Computer Model

The Python Decision

We approached the development of this simulation by examining several tools. There were some teams that indicated they would build their simulations in Java, some thought that they would be able to do their in JavaScript, others chose Visual Basic in conjunction with Microsoft Excel.

We examined our situation and understood that we would need to be able to parse the element data out of text files; it would be too time-consuming and inaccurate to attempt to do the same work by hand.

Further, once the text files were parsed, we would want to have a simulation that was capable of creating arrays for each state, and to utilize a random number generator that was robust enough that it could perform adequately, or be able to access random numbers from http://www.random.org/, where we could be assured of truly random numbers.

Thus, we determined that Python would suit our needs.

Python has the functionality to do all of the above, and more, including graphing functionality and the ability to parse files and write to comma-separated-value (.csv) format, which is essential if we were to move between our simulation data and Microsoft Excel.

From http://docs.python.org/3.3/library/random.html we found the following:

This module implements pseudo-random number generators for various distributions.

For integers, there is uniform selection from a range. For sequences, there is uniform selection of a random element, a function to generate a random permutation of a list in-place, and a function for random sampling without replacement.

On the real line, there are functions to compute uniform, normal (Gaussian), lognormal, negative exponential, gamma, and beta distributions. For generating distributions of angles, the von Mises distribution is available.

Almost all module functions depend on the basic function random(), which generates a random float uniformly in the semi-open range [0.0, 1.0). Python uses the Mersenne Twister as the core generator. It produces 53-bit precision floats and has a period of 2**19937-1. The underlying implementation in C is both fast and threadsafe. The Mersenne Twister is one of the most extensively tested random number generators in existence. However, being completely deterministic, it is not suitable for all purposes, and is completely unsuitable for cryptographic purposes.

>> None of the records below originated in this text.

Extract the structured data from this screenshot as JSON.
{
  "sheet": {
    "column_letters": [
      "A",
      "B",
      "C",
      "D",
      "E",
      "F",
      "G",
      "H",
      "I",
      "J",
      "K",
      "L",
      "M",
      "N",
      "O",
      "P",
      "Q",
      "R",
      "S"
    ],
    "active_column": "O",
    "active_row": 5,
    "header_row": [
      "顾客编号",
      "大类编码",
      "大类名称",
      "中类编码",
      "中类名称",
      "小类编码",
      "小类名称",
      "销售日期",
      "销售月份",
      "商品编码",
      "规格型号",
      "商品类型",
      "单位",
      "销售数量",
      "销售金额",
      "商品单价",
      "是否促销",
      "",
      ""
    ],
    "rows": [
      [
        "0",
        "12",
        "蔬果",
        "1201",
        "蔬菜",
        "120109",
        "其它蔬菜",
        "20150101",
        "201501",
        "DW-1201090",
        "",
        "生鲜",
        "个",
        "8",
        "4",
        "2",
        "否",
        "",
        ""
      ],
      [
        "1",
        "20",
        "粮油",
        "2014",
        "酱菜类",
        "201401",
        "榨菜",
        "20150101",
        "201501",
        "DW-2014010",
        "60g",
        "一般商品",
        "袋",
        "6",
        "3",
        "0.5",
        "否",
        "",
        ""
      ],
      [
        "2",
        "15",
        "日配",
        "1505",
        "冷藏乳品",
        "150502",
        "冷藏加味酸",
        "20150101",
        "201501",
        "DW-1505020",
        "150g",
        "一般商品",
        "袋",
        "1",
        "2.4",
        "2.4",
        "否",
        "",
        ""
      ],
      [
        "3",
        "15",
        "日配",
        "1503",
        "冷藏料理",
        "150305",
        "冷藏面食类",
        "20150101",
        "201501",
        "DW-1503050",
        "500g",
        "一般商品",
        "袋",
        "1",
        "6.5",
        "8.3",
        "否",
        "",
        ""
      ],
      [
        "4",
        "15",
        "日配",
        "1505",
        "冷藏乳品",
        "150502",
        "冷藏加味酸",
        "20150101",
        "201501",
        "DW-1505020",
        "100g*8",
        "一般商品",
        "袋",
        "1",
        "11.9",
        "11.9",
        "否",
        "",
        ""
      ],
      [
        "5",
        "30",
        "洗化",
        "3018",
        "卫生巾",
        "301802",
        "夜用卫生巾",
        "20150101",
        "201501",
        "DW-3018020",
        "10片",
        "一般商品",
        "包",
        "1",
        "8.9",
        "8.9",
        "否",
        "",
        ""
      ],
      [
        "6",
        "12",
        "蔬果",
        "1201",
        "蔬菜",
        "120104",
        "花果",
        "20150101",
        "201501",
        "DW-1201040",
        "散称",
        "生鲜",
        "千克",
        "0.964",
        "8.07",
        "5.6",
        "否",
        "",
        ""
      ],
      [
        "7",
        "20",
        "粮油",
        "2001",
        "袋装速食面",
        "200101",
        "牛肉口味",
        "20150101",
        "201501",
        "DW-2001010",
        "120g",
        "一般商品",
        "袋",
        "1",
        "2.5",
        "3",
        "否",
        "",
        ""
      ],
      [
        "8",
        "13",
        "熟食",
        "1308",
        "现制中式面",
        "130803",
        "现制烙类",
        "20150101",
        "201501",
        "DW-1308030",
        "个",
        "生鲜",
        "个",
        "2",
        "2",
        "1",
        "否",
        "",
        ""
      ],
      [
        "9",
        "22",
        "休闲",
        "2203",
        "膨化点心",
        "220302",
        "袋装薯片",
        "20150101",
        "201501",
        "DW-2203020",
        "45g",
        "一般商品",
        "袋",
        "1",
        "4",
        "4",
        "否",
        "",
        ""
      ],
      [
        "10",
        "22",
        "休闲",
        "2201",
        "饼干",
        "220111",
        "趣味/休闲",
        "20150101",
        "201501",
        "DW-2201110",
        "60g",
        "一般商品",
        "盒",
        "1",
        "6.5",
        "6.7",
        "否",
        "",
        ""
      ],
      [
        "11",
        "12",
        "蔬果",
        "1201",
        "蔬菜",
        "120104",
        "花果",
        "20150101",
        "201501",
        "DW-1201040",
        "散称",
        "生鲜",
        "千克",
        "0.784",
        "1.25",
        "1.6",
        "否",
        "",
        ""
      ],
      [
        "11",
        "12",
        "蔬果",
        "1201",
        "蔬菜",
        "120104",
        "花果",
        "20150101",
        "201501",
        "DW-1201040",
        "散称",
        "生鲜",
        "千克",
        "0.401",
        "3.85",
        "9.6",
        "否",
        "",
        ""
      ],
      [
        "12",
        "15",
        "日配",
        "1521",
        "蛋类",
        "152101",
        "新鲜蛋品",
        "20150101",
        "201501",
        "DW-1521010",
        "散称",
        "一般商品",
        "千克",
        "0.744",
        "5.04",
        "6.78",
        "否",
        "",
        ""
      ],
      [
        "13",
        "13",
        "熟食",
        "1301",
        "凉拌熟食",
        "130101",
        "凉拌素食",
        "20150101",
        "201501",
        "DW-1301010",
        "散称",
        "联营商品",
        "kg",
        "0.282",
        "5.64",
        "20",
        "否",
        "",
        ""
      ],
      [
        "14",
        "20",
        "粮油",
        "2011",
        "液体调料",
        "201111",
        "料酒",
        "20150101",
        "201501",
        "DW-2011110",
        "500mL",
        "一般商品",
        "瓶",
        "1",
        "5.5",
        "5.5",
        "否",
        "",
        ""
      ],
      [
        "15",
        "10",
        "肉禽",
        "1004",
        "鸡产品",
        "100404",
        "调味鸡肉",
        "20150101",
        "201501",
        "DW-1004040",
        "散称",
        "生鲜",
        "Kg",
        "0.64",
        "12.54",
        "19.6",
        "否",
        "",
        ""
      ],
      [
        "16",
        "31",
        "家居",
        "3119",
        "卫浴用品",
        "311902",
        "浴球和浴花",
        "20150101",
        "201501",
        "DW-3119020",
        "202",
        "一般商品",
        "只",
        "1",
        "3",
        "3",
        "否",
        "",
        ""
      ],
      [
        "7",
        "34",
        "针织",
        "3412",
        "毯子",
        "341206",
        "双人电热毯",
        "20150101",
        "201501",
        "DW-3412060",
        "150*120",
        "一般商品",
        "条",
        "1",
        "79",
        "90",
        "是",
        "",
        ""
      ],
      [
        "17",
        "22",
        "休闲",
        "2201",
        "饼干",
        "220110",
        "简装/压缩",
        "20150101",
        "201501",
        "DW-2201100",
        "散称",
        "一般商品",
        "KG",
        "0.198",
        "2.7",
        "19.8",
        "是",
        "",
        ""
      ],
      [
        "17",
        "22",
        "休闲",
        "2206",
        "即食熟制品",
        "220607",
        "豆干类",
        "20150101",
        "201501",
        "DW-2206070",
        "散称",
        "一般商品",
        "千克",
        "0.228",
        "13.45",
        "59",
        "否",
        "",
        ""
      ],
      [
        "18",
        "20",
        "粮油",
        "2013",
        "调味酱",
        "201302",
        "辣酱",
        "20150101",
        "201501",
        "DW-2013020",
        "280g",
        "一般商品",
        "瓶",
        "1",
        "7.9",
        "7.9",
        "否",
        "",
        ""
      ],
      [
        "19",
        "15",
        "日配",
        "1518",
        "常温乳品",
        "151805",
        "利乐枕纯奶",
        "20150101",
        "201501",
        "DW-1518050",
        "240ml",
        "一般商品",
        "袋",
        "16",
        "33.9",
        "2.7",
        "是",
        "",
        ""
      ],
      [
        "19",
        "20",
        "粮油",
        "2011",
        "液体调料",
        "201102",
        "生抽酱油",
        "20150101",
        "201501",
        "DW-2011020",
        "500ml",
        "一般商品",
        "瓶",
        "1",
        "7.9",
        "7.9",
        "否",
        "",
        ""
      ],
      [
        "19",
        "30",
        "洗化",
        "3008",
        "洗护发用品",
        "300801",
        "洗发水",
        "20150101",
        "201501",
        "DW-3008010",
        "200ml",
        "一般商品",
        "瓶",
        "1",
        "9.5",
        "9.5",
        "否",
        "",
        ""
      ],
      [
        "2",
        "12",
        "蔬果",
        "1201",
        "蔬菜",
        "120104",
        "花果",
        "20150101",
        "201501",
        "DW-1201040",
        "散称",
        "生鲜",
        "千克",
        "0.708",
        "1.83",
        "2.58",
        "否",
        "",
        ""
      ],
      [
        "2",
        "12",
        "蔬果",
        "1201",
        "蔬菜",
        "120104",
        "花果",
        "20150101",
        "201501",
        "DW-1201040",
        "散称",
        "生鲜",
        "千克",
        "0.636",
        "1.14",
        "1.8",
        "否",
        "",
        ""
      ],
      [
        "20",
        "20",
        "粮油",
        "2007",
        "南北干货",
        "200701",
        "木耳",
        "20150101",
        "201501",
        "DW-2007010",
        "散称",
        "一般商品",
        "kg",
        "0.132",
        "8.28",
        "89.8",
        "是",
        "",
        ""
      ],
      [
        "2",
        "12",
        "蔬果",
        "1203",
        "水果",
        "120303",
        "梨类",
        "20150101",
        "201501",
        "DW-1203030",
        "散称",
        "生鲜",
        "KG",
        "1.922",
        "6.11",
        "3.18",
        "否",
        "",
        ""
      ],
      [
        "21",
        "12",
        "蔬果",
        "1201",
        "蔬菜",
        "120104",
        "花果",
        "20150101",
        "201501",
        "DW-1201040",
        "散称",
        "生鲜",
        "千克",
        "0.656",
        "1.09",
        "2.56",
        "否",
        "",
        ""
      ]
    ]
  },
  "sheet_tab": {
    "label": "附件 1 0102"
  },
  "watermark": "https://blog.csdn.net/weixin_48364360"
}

Which, for our purposes, suits us nicely, to start. As an experiment, we will provide the results from utilizing a very basic random generator, using the Linear Congruential Method, from the Python Mersenne Twister, and from http://www.random.org/ 

Although the Python decision was justified, and sound, there were complications, in particular, converting from a pdf format into something that we could parse was troublesome and time-consuming, detracting from the simulation work over-all.